One of my educational regrets is the fact that my knowledge of history is so very weak. I think my high school US history teacher and I could share the blame for this. She had a policy that if you wrote a paper on the chapter and got an A on it you wouldn't have to take the chapter test. Being a person who liked to write, I jumped all over that one and wrote a paper for every chapter. This was supreme laziness for me because it was far easier for me to write than to read a chapter and take a test. I did a little research on the time period, wrote a paper and called it good. On top of it all, if you got an A on each of the papers, you were not required to take the final. I got an A in US history without ever cracking the book.
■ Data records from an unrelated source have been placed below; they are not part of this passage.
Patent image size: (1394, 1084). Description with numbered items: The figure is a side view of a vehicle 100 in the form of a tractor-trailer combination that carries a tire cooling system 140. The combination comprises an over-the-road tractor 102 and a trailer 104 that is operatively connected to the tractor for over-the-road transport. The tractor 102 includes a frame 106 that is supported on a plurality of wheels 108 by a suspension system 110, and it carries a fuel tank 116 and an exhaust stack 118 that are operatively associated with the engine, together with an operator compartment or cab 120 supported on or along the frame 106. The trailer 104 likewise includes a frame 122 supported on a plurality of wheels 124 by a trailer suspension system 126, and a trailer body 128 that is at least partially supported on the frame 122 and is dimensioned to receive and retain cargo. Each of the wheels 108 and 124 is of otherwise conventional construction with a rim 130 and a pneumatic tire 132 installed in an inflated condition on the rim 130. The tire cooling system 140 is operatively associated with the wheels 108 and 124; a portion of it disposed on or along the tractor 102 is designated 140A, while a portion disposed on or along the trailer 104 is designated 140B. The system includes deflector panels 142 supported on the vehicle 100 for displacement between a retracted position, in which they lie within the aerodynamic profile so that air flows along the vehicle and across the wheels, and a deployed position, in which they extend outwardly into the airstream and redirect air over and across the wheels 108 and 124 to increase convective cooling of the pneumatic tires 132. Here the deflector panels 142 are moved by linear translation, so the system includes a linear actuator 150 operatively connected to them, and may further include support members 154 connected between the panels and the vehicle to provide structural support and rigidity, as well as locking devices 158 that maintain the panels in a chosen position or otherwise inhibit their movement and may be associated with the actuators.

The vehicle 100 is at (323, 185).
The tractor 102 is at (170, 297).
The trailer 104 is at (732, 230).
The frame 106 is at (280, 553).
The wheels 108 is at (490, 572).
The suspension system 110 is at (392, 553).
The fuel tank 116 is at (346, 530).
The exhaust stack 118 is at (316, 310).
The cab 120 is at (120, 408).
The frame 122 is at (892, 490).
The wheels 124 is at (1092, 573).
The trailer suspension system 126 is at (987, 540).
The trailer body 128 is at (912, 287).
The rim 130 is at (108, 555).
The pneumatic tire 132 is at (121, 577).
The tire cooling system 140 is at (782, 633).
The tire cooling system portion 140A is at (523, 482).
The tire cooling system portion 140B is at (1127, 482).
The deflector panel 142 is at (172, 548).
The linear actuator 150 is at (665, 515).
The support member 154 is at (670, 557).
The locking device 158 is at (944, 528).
And for some weird reason, the only high school history that was required in the state of California in the early 1970s was US history and a semester each of civics and economics.
So, needless to say, having never taken any history in my brief college career either, the history portion of my brain is pretty vacant.
Now, as I am learning more about family history through genealogy research I am experiencing history in a new way and am enjoying it more than ever.
Take Richard Platt and Mary Wood. They were born in 1603 and 1605 respectively, in England, and were married in Essex in 1619. Influenced greatly by the teaching of Charles Chauncey (vicar of the church in Ware, Richard's hometown, from 1627-1633), who later became the first president of Harvard University, they decided to venture to the new world in search of opportunity. They were not so much dissatisfied as they were desirous of living in a place where they could, as a part of a group from Hertfordshire, start their own settlement based on the ideals of their faith. Upon their arrival in Connecticut in 1638, Richard, Mary, and their four children were among the first settlers in New Milford. Richard, first trained as a tailor, got his beginnings in early America as a planter and two of his sons, John and Josiah, are on record as some of the earliest business owners in New Milford. Richard was appointed as a deacon in the first church in New Milford in 1669. Ever aware of his responsibility to leave a legacy, he desired that his sons become scholars and he willed Bibles to 24 of his grandchildren.
This story is not about some random person in an obscure history book. Richard Wood was the 9th great-grandfather to my own father. His story has personal meaning to me and to my family. I believe that were he able to know the future, Richard would be pleased and proud to learn his legacy has indeed survived the generations. His seed has borne people of faith and scholars alike. I am struck by Richard and Mary's courage in setting out across an ocean to follow a dream and I find myself proud to be connected to them.
And were it not for recorded history, their story could have been lost forever. I am garnering a whole new appreciation for history and every time I happen upon a story like this one, I can hardly wait to find the next.